County councillors in Louth voted yesterday to rescind a decision which rejected a draft waste management plan for the northeast.
The resolution to rescind the earlier motion was passed by 16 votes to nine.
The council chairman, Mr Nicky McCabe (Fianna Fail), declared the resolution carried and claimed this vote gave the two-thirds majority needed under the council's standing orders to overturn the previous decision.
The county secretary, Mr Joe Boland, agreed and explained that under standing orders fractions were not taken into account. The county council will now reconsider the draft waste plan at a meeting on February 19th, according to Mr Boland.
A number of councillors have claimed that the vote of nine against represents more than one-third of those present at the meeting and as such the resolution to rescind was lost.
A Sinn Fein councillor, Mr Arthur Morgan, has confirmed that he has begun legal action to have the chairman's ruling overturned.
The decision to rescind will enable the council to reconsider the waste plan, which has been adopted by county councils in Meath, Monaghan and Cavan and includes incineration as an option for dealing with 39 per cent of the four million tonnes of waste produced each year in the region.

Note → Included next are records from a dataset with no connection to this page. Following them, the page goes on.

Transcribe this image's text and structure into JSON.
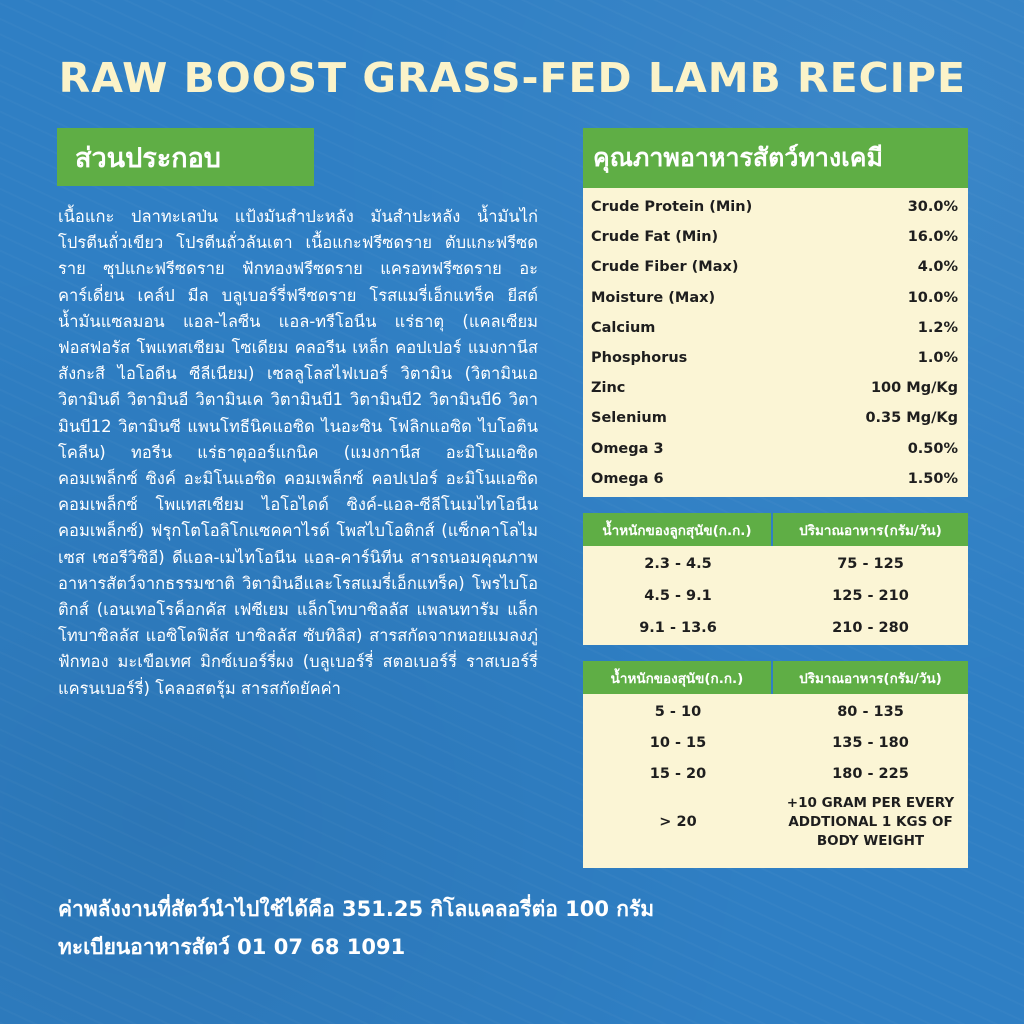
{
  "title": "RAW BOOST GRASS-FED LAMB RECIPE",
  "ingredients": {
    "heading": "ส่วนประกอบ",
    "text": "เนื้อแกะ ปลาทะเลป่น แป้งมันสำปะหลัง มันสำปะหลัง น้ำมันไก่ โปรตีนถั่วเขียว โปรตีนถั่วลันเตา เนื้อแกะฟรีซดราย ตับแกะฟรีซดราย ซุปแกะฟรีซดราย ฟักทองฟรีซดราย แครอทฟรีซดราย อะคาร์เดี่ยน เคล์ป มีล บลูเบอร์รี่ฟรีซดราย โรสแมรี่เอ็กแทร็ค ยีสต์ น้ำมันแซลมอน แอล-ไลซีน แอล-ทรีโอนีน แร่ธาตุ (แคลเซียม ฟอสฟอรัส โพแทสเซียม โซเดียม คลอรีน เหล็ก คอปเปอร์ แมงกานีส สังกะสี ไอโอดีน ซีลีเนียม) เซลลูโลสไฟเบอร์ วิตามิน (วิตามินเอ วิตามินดี วิตามินอี วิตามินเค วิตามินบี1 วิตามินบี2 วิตามินบี6 วิตามินบี12 วิตามินซี แพนโทธีนิคแอซิด ไนอะซิน โฟลิกแอซิด ไบโอติน โคลีน) ทอรีน แร่ธาตุออร์แกนิค (แมงกานีส อะมิโนแอซิด คอมเพล็กซ์ ซิงค์ อะมิโนแอซิด คอมเพล็กซ์ คอปเปอร์ อะมิโนแอซิด คอมเพล็กซ์ โพแทสเซียม ไอโอไดด์ ซิงค์-แอล-ซีลีโนเมไทโอนีน คอมเพล็กซ์) ฟรุกโตโอลิโกแซคคาไรด์ โพสไบโอติกส์ (แซ็กคาโลไมเซส เซอรีวิซิอี) ดีแอล-เมไทโอนีน แอล-คาร์นิทีน สารถนอมคุณภาพอาหารสัตว์จากธรรมชาติ วิตามินอีและโรสแมรี่เอ็กแทร็ค) โพรไบโอติกส์ (เอนเทอโรค็อกคัส เฟซีเยม แล็กโทบาซิลลัส แพลนทารัม แล็กโทบาซิลลัส แอซิโดฟิลัส บาซิลลัส ซับทิลิส) สารสกัดจากหอยแมลงภู่ ฟักทอง มะเขือเทศ มิกซ์เบอร์รี่ผง (บลูเบอร์รี่ สตอเบอร์รี่ ราสเบอร์รี่ แครนเบอร์รี่) โคลอสตรุ้ม สารสกัดยัคค่า"
  },
  "analysis": {
    "heading": "คุณภาพอาหารสัตว์ทางเคมี",
    "rows": [
      {
        "label": "Crude Protein (Min)",
        "value": "30.0%"
      },
      {
        "label": "Crude Fat (Min)",
        "value": "16.0%"
      },
      {
        "label": "Crude Fiber (Max)",
        "value": "4.0%"
      },
      {
        "label": "Moisture (Max)",
        "value": "10.0%"
      },
      {
        "label": "Calcium",
        "value": "1.2%"
      },
      {
        "label": "Phosphorus",
        "value": "1.0%"
      },
      {
        "label": "Zinc",
        "value": "100 Mg/Kg"
      },
      {
        "label": "Selenium",
        "value": "0.35 Mg/Kg"
      },
      {
        "label": "Omega 3",
        "value": "0.50%"
      },
      {
        "label": "Omega 6",
        "value": "1.50%"
      }
    ]
  },
  "puppy_feeding": {
    "col1": "น้ำหนักของลูกสุนัข(ก.ก.)",
    "col2": "ปริมาณอาหาร(กรัม/วัน)",
    "rows": [
      {
        "weight": "2.3 - 4.5",
        "amount": "75 - 125"
      },
      {
        "weight": "4.5 - 9.1",
        "amount": "125 - 210"
      },
      {
        "weight": "9.1 - 13.6",
        "amount": "210 - 280"
      }
    ]
  },
  "adult_feeding": {
    "col1": "น้ำหนักของสุนัข(ก.ก.)",
    "col2": "ปริมาณอาหาร(กรัม/วัน)",
    "rows": [
      {
        "weight": "5 - 10",
        "amount": "80 - 135"
      },
      {
        "weight": "10 - 15",
        "amount": "135 - 180"
      },
      {
        "weight": "15 - 20",
        "amount": "180 - 225"
      },
      {
        "weight": "> 20",
        "amount": "+10 GRAM PER EVERY ADDTIONAL 1 KGS OF BODY WEIGHT"
      }
    ]
  },
  "footer": {
    "energy": "ค่าพลังงานที่สัตว์นำไปใช้ได้คือ 351.25 กิโลแคลอรี่ต่อ 100 กรัม",
    "registration": "ทะเบียนอาหารสัตว์ 01 07 68 1091"
  },
  "colors": {
    "background": "#2f7fc4",
    "green": "#5fae45",
    "cream": "#fbf5d5",
    "title": "#fbf3c9"
  }
}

The Louth county manager, Mr John Quinlivan, told councillors the closure of the Drogheda landfill site, the impending closure of Dundalk landfill facility in 18 months and a 20,000-tonne intake limit on the Whiteriver landfill site near Dunleer meant the gravity of the county's waste problem could no longer be ignored.
"The position is no longer serious, it is fast becoming desperate," he said.